For those comparing products, note that in Britain the mains is 230
volts and we have several standards for lightbulb connections - bayonet
and at least two sizes of screw.
--
Andy Taylor [Chair, N E Lupus Group].
<URL:http://www.northeastlupus.org.uk>
From: catbrusher on
Andy wrote:

> "catbrus...(a)yahoo.com" <wrthomp...(a)gmail.com> wrote:
>> There's an article in the NY Times about new developments in LED bulbs:

>> []

> For those comparing products, note that in Britain the mains is 230
> volts and we have several standards for lightbulb connections - bayonet
> and at least two sizes of screw.

Good point; the USA has the same problem. Our
standard Edison-type light bulb uses an E27 socket,
so you have to look for that in the specs.

I don't know if UK stores sell LED bulbs, but you
can find some for sale on ebay.co.uk. I assume
they're all compatible with local power sources.

Two more notes when purchasing LEDs. After looking
at on-line comments, I've seen complaints about the
variable quality of LED bulbs made in China. Also,
some LED bulbs use direct current; these are meant
for use in solar and battery-powered systems, and
won't work in normal household systems (Learned
that one the hard way, when a seller shipped me
the 12 volt DC type. The boxes were unmarked and
the labelling on the bulbs themselves were obscure).

--Bill Thompson
From: Andy on
In message
<2dd1630a-27eb-487c-888a-407d68f8be79(a)k31g2000vbu.googlegroups.com>,
"catbrusher(a)yahoo.com" <wrthomps06(a)gmail.com> wrote
[]
>
>I don't know if UK stores sell LED bulbs,

Yes. For example

http://nextday.diy.com/app/jsp/product/productPage.jsp?productId=32998

Note the special fitting! These are typically used in kitchens and
bathrooms.

> but you
>can find some for sale on ebay.co.uk. I assume
>they're all compatible with local power sources.

I'd check, but then I'm like that :)

>
>Two more notes when purchasing LEDs. After looking
>at on-line comments, I've seen complaints about the
>variable quality of LED bulbs made in China.

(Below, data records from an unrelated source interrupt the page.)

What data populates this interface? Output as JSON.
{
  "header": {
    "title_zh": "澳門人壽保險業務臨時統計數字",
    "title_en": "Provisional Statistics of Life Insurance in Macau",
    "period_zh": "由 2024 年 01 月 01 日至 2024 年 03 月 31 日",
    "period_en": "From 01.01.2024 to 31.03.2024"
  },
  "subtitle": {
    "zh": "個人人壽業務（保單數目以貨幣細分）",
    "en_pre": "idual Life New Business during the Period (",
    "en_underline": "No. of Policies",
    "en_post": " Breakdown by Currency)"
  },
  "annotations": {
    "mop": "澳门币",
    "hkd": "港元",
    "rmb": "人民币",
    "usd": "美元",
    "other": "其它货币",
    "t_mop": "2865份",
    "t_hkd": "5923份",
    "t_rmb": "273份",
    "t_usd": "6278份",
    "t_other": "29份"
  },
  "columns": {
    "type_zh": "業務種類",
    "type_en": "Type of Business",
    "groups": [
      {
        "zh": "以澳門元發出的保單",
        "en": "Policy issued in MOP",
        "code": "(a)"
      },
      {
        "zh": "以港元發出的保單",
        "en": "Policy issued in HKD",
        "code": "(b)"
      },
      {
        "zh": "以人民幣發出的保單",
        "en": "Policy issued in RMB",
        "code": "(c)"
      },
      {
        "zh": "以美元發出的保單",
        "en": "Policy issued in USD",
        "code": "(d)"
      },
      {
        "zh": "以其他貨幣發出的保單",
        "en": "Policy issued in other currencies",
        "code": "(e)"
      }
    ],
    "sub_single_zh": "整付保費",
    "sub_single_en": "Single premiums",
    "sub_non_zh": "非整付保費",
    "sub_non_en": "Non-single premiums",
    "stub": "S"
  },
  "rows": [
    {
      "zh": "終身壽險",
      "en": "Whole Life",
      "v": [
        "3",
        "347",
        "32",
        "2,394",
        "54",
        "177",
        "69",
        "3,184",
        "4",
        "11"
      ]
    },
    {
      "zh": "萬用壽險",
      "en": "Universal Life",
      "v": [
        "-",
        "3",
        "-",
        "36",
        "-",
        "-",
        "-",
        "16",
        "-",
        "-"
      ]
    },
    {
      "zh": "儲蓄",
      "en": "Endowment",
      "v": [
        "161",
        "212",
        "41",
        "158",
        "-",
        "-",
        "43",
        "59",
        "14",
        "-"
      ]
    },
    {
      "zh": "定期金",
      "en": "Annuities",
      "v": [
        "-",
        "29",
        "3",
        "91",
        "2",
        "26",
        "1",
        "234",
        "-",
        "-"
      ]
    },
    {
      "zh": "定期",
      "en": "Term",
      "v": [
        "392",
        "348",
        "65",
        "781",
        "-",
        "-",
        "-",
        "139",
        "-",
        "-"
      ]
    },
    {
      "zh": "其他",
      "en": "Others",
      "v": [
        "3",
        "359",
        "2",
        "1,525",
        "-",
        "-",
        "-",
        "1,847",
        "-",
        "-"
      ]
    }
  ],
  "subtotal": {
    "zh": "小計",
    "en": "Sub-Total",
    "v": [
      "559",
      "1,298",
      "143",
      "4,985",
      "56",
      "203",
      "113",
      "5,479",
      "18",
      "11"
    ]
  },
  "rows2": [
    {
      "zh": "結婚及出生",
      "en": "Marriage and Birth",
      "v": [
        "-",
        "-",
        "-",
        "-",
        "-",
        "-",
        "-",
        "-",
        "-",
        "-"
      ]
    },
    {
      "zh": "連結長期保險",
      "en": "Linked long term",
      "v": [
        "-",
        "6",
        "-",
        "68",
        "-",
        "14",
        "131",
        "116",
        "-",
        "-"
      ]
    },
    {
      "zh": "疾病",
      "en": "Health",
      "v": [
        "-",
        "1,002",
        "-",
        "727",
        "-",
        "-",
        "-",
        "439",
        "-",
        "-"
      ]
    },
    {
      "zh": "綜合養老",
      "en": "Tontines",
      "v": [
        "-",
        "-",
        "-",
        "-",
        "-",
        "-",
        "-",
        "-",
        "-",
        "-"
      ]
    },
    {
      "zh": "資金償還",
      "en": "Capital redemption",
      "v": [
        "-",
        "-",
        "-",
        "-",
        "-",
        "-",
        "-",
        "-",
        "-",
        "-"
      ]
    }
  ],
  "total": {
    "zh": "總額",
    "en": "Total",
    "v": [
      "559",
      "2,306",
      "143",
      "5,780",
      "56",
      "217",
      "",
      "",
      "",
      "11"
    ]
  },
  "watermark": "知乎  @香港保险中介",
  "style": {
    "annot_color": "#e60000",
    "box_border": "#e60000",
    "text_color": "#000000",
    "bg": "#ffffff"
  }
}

This may be true; however an increasing amount of stuff is only made in
one or two countries. Apparently there's no longer a maker of
photovoltaic cells in Europe.

>Also,
>some LED bulbs use direct current; these are meant
>for use in solar and battery-powered systems, and
>won't work in normal household systems (Learned
>that one the hard way, when a seller shipped me
>the 12 volt DC type. The boxes were unmarked and
>the labelling on the bulbs themselves were obscure).
>
Ah, but you'd get a brilliant light, albeit not for long...

Some Q I bulbs sold here have the same trouble.
--
Andy Taylor [Chair, N E Lupus Group].